Leben auf dem Mecklenburger Land bedeute vor allem Natur, schwärmt Schmidt. „Nicht nur zum Angucken, sondern auch zum sich in ihr Bewegen - einen großen Teil des Tages verbringt man draußen.“ Die Digitalisierung ermögliche es Schmidt, auch in Mecklenburg-Vorpommern weiterhin Teil seines Bekanntenkreises zu bleiben. „Das war früher unvorstellbar, heute ist das problemlos möglich. Die Standards auf dem Land haben sich in den letzten Jahren einfach dramatisch geändert.“ Das zeige sich nicht zuletzt auch darin, dass Bauplätze in seiner Region mittlerweile rar seien: „Bauen ist bei uns nahezu chancenlos.“ Und auch die Immobilienpreise stiegen.

Für die, die einen Platz auf dem Land gefunden hätten, sei vor allem wichtig, sich auf das Leben dort einzulassen, sagt Schmidt: „Wenn die eigentlich Berlin wollen, sich das aber nicht leisten können und deshalb aufs Dorf gehen und dann rummäkeln, was es alles nicht gibt, dann werden beide Seiten nicht sagen, dass sie damit glücklich sind.“

Eine Prognose des Bundesamtes für Bauwesen und Raumordnung gehe davon aus, dass ländliche Regionen weiterhin schrumpften, sagt Bartl. Das hängt jedoch auch vom verfügbaren Wohnraum in Großstädten ab. Durch den aktuellen Flüchtlingszuzug aus der Ukraine wird der erst einmal noch knapper - in der Stadt wie auf dem Land.

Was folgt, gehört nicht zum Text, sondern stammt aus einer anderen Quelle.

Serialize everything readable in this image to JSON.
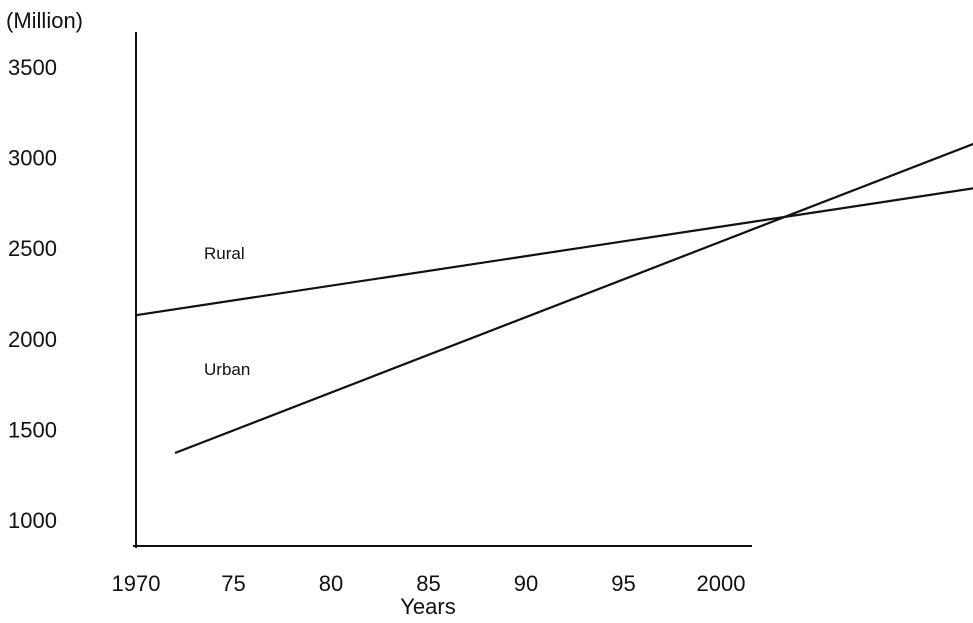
{
  "chart_data": {
    "type": "line",
    "title": "",
    "ylabel": "(Million)",
    "xlabel": "Years",
    "x_ticks": [
      1970,
      1975,
      1980,
      1985,
      1990,
      1995,
      2000
    ],
    "x_tick_labels": [
      "1970",
      "75",
      "80",
      "85",
      "90",
      "95",
      "2000"
    ],
    "y_ticks": [
      1000,
      1500,
      2000,
      2500,
      3000,
      3500
    ],
    "y_tick_labels": [
      "1000",
      "1500",
      "2000",
      "2500",
      "3000",
      "3500"
    ],
    "ylim": [
      1000,
      3500
    ],
    "xlim": [
      1970,
      2020
    ],
    "grid": false,
    "series": [
      {
        "name": "Rural",
        "x": [
          1970,
          2016
        ],
        "y": [
          2130,
          2880
        ]
      },
      {
        "name": "Urban",
        "x": [
          1972,
          2020
        ],
        "y": [
          1370,
          3370
        ]
      }
    ]
  }
}
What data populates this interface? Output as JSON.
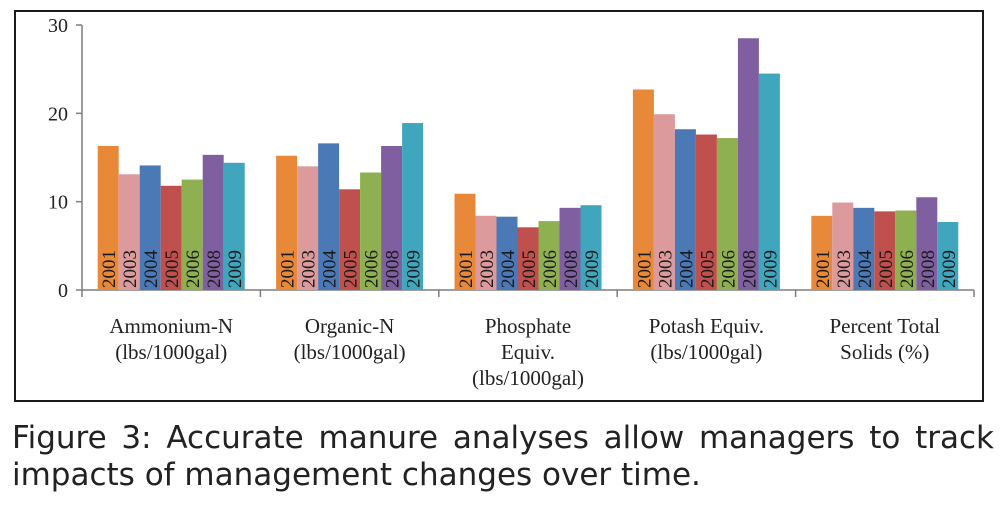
{
  "chart_data": {
    "type": "bar",
    "categories": [
      [
        "Ammonium-N",
        "(lbs/1000gal)"
      ],
      [
        "Organic-N",
        "(lbs/1000gal)"
      ],
      [
        "Phosphate",
        "Equiv.",
        "(lbs/1000gal)"
      ],
      [
        "Potash Equiv.",
        "(lbs/1000gal)"
      ],
      [
        "Percent Total",
        "Solids (%)"
      ]
    ],
    "series": [
      {
        "name": "2001",
        "color": "#e8893a",
        "values": [
          16.3,
          15.2,
          10.9,
          22.7,
          8.4
        ]
      },
      {
        "name": "2003",
        "color": "#dc9a9c",
        "values": [
          13.1,
          14.0,
          8.4,
          19.9,
          9.9
        ]
      },
      {
        "name": "2004",
        "color": "#4a79b6",
        "values": [
          14.1,
          16.6,
          8.3,
          18.2,
          9.3
        ]
      },
      {
        "name": "2005",
        "color": "#c0504d",
        "values": [
          11.8,
          11.4,
          7.1,
          17.6,
          8.9
        ]
      },
      {
        "name": "2006",
        "color": "#8fb050",
        "values": [
          12.5,
          13.3,
          7.8,
          17.2,
          9.0
        ]
      },
      {
        "name": "2008",
        "color": "#7f5fa0",
        "values": [
          15.3,
          16.3,
          9.3,
          28.5,
          10.5
        ]
      },
      {
        "name": "2009",
        "color": "#3fa6bd",
        "values": [
          14.4,
          18.9,
          9.6,
          24.5,
          7.7
        ]
      }
    ],
    "ylim": [
      0,
      30
    ],
    "yticks": [
      0,
      10,
      20,
      30
    ],
    "grid": false,
    "legend": "none",
    "xlabel": "",
    "ylabel": ""
  },
  "caption": "Figure 3: Accurate manure analyses allow managers to track impacts of management changes over time."
}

Um der durch die Pandemie verstärkten Sehnsucht nach Landleben auch in Städten zu begegnen, sollten Städte unter anderem auf das Stadtgrün achten, empfiehlt der Stadtsoziologe. „Bäume helfen überdies auch gegen Erhitzung der Städte im Sommer, was zunehmend ein Problem wird.“ Auch andere Maßnahmen, wie die Verbesserung der Infrastruktur für Radfahrerinnen und Radfahrer sowie Fußgänger und Fußgängerinnen, sorgten für bessere Lebensqualität in Städten - und könnten eine Flucht aufs Land verhindern.